Research participants completing the questionnaire after the Barking (Inner London) parkrun.
Credit: the author. Participants provided consent for the photo to be used.

By Helen Hoyle.

Read the full paper here

My research in collaboration with parkrun and three UK events, suggests that women and people in deprived, ethnically diverse settings might have most to gain from parkrun as an active green health intervention. This might be prescribed by a practitioner as alternative or supplement to traditional medical approaches to tackling wide-ranging health challenges, such as depression, or overweight and obesity.

Physical fitness was the dominant initial motivator for parkrun participation, yet when asked why they continued to participate in parkrun, participants were increasingly likely to report social reasons, stress relief, fresh air and scenery and volunteering, as motivating factors. These increases from initial to ongoing motivating factors were all greater for women than men, with three female participants explaining they had already been prescribed parkrun, and how they valued the holistic benefits of exercise in nature over a traditional medical prescription:

“‘I find being outdoors and exercise better than drugs for managing mood. Nature! Greenery, water, trees!’.

When asked about where they most liked to exercise participants preferred parks and greenspaces, and alongside water, with built urban settings and gyms the least popular. At the scale of the individual parkrun, lakesides, associated birds and wildlife and woodlands were most appreciated.

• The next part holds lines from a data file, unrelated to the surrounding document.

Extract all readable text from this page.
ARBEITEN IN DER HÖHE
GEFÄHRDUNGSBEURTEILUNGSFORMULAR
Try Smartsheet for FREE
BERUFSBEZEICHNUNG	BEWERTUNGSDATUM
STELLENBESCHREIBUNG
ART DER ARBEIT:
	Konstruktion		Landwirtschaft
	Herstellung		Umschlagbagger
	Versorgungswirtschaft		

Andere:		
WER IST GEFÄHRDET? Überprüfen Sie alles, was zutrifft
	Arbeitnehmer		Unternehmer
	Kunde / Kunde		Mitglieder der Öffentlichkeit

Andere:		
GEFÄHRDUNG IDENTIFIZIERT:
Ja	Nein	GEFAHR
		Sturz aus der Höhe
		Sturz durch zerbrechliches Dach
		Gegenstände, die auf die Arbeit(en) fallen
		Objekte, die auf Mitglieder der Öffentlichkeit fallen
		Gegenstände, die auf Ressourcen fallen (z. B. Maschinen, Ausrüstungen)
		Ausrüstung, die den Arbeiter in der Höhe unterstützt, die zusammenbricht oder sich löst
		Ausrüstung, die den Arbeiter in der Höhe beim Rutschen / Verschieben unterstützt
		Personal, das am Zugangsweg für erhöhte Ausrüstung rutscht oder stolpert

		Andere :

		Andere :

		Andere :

parkrun, (with a small ‘p’) isa not-for-profit organisation offering free, weekly, timed 5-km runs or walks in public settings. The three UK parkruns I collaborated with were chosen because they had contrasting population and health profiles: i) Stevenage (new town health profiles close to England benchmark); ii) Barking (Inner London, ethnically diverse, economically deprived, inactive); and iii) Fell Foot: (Rural Lakeland, low ethnic diversity, income deprivation, healthier than benchmark). parkrun participants completed a questionnaire immediately after a parkrun to capture their thoughts (see image).

My findings have transformative implications for addressing health inequalities more widely. Public health professionals might develop further active programmes in greenspaces and nature beyond parkrun to increase the access to and engagement with outdoor natural settings amongst populations most in need. Governments should priorities funding for life-enhancing parks and green spaces, ideally incorporating water and woodland settings, to optimise their benefits. Further research amongst underrepresented communities is needed to understand barriers to participation.